La vida de un migrante desde que sale de su país con los fardos a cuestas es como un videojuego cruel donde cada pantalla va siendo más dificultosa. Primero será el dinero, conseguir lo suficiente para agarrar a los hijos y cerrar la puerta; después las caminatas, las fronteras con los guardas corruptos, las extorsiones, la selva del Darién llena de muertos y de peligros. Guatemala añade a la pantalla más chantajes y violaciones. Un trato de perros en Panamá, tuberculosis en Costa Rica, fiebres y vómitos en los campamentos internacionales. Y México. El territorio de más de 3.000 kilómetros de sur a norte jalonado de trampas es la etapa final hasta Estados Unidos, un infierno que muchos no repetirían jamás. Autobuses que incumplen el destino prometido, policías que violentan a las mujeres, un suculento negocio del que participan muchos para quedarse con la poca plata que llevan los más pobres. El frío, el calor, las persecuciones de la Migra entre matas espinosas, la falta de agua... Y la Bestia, el tren que mutila los sueños.

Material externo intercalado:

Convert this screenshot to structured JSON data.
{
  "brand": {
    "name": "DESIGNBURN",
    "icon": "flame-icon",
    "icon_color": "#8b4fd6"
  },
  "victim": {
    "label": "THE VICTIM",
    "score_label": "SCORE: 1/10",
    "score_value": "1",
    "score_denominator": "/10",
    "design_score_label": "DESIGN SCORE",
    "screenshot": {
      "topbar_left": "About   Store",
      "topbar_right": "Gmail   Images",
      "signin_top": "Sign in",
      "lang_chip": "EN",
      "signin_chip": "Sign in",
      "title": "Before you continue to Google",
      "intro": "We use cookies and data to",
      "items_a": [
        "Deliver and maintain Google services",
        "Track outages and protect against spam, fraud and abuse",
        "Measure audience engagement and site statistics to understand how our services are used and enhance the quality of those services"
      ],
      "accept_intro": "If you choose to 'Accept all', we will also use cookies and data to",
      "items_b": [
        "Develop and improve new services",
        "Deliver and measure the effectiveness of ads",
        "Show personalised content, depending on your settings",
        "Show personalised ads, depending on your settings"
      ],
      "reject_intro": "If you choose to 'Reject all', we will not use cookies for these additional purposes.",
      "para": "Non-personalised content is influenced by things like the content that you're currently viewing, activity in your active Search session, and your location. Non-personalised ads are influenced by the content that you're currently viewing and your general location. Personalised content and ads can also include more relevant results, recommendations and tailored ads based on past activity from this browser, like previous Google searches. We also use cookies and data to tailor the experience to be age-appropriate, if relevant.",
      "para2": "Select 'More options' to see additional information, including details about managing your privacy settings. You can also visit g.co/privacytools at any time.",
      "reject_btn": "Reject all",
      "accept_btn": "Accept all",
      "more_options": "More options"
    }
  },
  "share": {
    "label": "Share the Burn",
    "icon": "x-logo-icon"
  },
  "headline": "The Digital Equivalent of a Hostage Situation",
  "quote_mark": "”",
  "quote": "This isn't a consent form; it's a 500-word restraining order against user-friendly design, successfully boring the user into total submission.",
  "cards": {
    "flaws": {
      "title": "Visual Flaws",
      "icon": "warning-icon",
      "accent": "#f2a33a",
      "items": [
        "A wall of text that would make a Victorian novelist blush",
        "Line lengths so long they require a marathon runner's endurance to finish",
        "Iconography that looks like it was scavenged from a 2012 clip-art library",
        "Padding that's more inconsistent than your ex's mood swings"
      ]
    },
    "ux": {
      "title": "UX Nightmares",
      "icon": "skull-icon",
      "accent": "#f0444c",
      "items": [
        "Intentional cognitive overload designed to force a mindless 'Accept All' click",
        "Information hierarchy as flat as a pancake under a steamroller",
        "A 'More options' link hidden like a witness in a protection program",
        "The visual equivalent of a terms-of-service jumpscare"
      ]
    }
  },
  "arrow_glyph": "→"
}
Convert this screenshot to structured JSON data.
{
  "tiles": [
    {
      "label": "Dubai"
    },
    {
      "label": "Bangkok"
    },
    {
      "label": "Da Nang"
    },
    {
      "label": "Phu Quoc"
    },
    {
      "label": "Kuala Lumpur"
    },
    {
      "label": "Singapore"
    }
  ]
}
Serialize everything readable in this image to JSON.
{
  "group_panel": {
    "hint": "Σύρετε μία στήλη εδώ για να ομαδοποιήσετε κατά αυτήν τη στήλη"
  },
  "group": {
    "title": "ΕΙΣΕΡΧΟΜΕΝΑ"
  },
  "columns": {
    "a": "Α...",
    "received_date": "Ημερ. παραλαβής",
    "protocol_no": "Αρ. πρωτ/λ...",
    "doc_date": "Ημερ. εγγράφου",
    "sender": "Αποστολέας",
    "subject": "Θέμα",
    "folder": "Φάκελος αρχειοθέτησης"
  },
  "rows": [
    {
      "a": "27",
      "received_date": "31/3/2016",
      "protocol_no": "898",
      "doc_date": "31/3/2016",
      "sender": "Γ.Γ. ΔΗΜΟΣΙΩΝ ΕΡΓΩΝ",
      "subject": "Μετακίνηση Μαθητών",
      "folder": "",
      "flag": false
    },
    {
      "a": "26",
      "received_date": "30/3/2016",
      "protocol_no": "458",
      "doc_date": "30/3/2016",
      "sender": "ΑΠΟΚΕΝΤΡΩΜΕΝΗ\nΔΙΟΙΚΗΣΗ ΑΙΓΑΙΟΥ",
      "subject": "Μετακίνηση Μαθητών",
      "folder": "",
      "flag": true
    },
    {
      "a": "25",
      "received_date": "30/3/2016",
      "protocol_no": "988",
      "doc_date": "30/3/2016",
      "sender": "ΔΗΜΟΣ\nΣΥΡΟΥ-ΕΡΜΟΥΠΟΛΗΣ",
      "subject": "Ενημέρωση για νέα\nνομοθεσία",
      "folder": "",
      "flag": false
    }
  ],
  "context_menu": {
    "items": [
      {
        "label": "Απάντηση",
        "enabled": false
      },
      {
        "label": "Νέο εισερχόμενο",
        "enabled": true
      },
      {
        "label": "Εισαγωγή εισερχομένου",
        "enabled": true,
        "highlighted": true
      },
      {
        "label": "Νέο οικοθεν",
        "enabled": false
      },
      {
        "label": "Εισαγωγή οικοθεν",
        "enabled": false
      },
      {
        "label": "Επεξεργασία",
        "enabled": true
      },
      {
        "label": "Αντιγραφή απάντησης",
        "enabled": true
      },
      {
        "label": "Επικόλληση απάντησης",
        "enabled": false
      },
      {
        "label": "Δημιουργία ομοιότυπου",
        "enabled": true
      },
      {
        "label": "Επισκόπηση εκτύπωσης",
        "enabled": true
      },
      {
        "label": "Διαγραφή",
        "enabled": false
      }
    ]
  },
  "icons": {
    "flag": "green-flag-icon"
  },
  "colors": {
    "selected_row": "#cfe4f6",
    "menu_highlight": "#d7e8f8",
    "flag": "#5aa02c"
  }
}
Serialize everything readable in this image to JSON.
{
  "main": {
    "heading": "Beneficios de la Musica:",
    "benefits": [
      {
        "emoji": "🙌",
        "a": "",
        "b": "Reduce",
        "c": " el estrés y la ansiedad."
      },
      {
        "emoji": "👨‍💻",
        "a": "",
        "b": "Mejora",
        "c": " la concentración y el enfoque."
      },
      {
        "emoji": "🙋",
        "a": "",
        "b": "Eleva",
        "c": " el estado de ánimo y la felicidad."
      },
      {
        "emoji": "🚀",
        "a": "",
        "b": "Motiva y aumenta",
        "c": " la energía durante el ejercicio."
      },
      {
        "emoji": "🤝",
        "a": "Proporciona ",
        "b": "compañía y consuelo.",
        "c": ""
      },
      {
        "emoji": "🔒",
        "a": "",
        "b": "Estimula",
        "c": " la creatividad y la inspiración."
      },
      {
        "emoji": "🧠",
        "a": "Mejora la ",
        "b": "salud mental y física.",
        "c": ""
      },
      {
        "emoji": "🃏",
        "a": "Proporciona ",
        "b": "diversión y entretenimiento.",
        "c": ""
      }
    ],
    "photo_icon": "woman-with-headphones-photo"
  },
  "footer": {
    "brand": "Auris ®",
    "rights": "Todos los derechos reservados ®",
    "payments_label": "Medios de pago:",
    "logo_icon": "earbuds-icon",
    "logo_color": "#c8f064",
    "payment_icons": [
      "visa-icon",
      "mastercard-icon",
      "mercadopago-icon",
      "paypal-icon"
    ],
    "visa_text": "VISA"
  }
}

La última etapa del videojuego, como manda la competición, suma el cansancio acumulado, al hambre y la miseria, las heridas que desuellan los pies y las imágenes que quedan atrapadas en lo más oscuro de la mente para nunca más verlas. México es una pantalla insalvable para muchos. Inserte otra moneda, les pide la máquina. Y otra más. Cuando ya se ha llegado al norte, una mala jugada les devuelve al sur, otra vez a empezar. Inserte monedas. En el camino a la frontera del bienestar, México, lleno también de pobres que quieren sacar su tajada, multiplica las penurias. Después estará el río Bravo, la última prueba para valientes que no saben nadar.
Una familia de venezolanos espera por si alcanza comida, en el albergue de Huichapan, Hidalgo.